Lesson at the Ice Cream Shop
At an ice cream shop that promises pleasure I ordered my necessary flavor of the day- chocolate. The flavor of decadence, comfort, familiarity and uncomplicated enjoyment.
I’d noticed the server struggle to scoop the overly hard, fresh out of the deep freeze flavor to the man in front of me. She persevered and served him his chocolate cone. As mentioned, I ordered mine and watched the struggle to scoop again and had no reason to believe her struggle would effect me in any way. She was doing her job, her prescribed role and I basically participated in the demand. Half way thru her wrestling with what was to be my scoop, she paused, removed the flavor identification card from the display and returned to her task.
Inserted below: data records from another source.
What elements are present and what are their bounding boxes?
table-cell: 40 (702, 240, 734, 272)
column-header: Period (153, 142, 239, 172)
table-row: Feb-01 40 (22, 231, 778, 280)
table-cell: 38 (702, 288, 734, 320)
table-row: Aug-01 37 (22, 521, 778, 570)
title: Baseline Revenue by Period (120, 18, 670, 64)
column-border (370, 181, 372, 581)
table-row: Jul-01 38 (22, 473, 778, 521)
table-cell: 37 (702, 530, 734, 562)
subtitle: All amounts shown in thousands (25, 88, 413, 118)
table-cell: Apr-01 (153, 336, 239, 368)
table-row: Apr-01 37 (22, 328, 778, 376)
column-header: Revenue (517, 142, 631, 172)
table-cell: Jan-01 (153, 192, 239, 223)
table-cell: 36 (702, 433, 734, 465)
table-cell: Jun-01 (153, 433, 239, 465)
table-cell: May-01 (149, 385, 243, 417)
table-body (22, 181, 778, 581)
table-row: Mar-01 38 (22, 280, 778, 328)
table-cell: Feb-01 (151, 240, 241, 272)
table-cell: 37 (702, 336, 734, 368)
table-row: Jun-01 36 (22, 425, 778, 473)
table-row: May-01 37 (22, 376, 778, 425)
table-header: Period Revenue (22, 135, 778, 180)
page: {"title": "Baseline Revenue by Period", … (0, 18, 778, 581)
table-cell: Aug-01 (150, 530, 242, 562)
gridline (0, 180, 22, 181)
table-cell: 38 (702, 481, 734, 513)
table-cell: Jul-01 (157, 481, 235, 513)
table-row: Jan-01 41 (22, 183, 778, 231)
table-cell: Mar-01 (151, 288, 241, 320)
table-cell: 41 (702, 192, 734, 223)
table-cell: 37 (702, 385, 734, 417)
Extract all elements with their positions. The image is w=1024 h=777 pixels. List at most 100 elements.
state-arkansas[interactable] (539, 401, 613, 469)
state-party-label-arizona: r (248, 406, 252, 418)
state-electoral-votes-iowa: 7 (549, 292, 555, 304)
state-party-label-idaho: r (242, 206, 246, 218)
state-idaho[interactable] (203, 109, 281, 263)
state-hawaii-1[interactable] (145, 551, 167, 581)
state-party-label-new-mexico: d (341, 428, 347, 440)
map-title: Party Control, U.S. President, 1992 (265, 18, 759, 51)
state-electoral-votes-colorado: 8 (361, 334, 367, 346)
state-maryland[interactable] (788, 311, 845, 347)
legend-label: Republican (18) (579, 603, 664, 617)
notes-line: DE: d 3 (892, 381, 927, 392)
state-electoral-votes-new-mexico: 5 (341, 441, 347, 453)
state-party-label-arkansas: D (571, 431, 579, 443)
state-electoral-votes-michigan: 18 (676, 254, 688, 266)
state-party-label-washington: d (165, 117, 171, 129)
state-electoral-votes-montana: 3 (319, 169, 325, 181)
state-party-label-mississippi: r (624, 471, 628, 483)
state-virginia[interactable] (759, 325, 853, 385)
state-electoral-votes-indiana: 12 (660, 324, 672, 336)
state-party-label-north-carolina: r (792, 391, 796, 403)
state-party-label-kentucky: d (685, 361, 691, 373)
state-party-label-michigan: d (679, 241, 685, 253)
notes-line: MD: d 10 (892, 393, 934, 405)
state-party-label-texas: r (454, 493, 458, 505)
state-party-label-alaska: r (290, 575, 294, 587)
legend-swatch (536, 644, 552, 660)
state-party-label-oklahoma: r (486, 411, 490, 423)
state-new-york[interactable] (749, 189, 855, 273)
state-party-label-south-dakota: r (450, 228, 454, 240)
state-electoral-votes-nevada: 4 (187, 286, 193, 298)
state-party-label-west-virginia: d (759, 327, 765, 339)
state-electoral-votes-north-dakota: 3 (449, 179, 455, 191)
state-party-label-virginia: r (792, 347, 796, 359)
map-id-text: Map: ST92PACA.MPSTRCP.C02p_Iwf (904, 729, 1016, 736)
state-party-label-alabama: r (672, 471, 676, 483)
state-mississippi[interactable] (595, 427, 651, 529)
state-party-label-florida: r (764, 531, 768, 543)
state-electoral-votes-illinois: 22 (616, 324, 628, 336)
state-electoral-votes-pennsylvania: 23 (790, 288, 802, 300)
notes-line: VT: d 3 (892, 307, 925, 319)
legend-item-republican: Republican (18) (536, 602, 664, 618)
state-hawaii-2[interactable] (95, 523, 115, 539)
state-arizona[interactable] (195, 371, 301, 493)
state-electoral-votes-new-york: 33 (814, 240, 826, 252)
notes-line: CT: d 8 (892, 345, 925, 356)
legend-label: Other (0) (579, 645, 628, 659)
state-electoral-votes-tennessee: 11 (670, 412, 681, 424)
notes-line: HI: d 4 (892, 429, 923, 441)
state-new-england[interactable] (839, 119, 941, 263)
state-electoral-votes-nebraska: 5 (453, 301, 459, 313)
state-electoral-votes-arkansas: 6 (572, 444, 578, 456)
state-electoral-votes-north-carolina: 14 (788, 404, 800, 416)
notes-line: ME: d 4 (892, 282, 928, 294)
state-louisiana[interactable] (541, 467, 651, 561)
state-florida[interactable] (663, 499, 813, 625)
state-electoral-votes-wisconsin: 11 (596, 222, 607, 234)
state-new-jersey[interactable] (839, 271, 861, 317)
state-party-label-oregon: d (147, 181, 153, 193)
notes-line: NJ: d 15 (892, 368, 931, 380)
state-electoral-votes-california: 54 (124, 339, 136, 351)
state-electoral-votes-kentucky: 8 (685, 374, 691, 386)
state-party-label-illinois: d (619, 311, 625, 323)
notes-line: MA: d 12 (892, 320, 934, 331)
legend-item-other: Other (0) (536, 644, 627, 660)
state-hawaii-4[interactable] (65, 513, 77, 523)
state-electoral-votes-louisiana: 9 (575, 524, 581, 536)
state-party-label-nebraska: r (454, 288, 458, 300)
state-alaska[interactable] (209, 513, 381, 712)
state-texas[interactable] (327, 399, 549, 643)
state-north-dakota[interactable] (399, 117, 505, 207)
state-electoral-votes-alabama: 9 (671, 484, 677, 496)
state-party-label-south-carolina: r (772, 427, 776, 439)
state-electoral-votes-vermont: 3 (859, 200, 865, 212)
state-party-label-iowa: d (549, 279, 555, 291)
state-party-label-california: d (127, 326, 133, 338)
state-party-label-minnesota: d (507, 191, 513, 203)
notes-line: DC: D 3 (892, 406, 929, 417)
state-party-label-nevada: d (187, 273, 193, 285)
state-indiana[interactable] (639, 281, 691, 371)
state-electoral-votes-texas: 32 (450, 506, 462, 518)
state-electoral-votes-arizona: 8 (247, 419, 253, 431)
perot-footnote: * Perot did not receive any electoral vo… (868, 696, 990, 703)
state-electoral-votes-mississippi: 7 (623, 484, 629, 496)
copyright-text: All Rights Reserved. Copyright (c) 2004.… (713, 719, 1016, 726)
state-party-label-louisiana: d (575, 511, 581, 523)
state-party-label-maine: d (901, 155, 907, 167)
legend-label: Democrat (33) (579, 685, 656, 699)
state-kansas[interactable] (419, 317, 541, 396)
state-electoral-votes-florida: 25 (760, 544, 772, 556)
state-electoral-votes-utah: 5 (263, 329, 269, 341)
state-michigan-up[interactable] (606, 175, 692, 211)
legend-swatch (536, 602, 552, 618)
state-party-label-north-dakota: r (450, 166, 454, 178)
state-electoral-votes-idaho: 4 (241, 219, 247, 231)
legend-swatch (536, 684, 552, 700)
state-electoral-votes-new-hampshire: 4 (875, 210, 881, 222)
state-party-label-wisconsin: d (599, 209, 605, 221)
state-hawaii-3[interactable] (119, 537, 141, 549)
I received my little pleasure and started to walk away. Then...
The man behind me ordered chocolate as well. The deliverer of goodness simply replied “it is not available at this time”. I walked away and did not hear the customers response. Did he say “unfair”, did he feel he was the recipient of injustice? Did he share with his friends the inequity and the unarguable fact that his pleasure was compromised? I don’t know those answers but I do know that i learned something from the ice cream server. Sometimes, you have to deny others pleasure to take care of yourself and in doing this, there is a deeper more satisfying agreement to be allowed to be human. To share together in lifes complicated web of give and take, empathy and justice, understanding and limitation.
In my life I want the bigger pleasure. The pleasure of allowing myself and others to take care of themselves. To sometimes NOT have my scoop (so to speak) in the interest of alleviating the struggle for another. I want to support and be supported in the quest to acquire life’s perfect chocolate ice cream.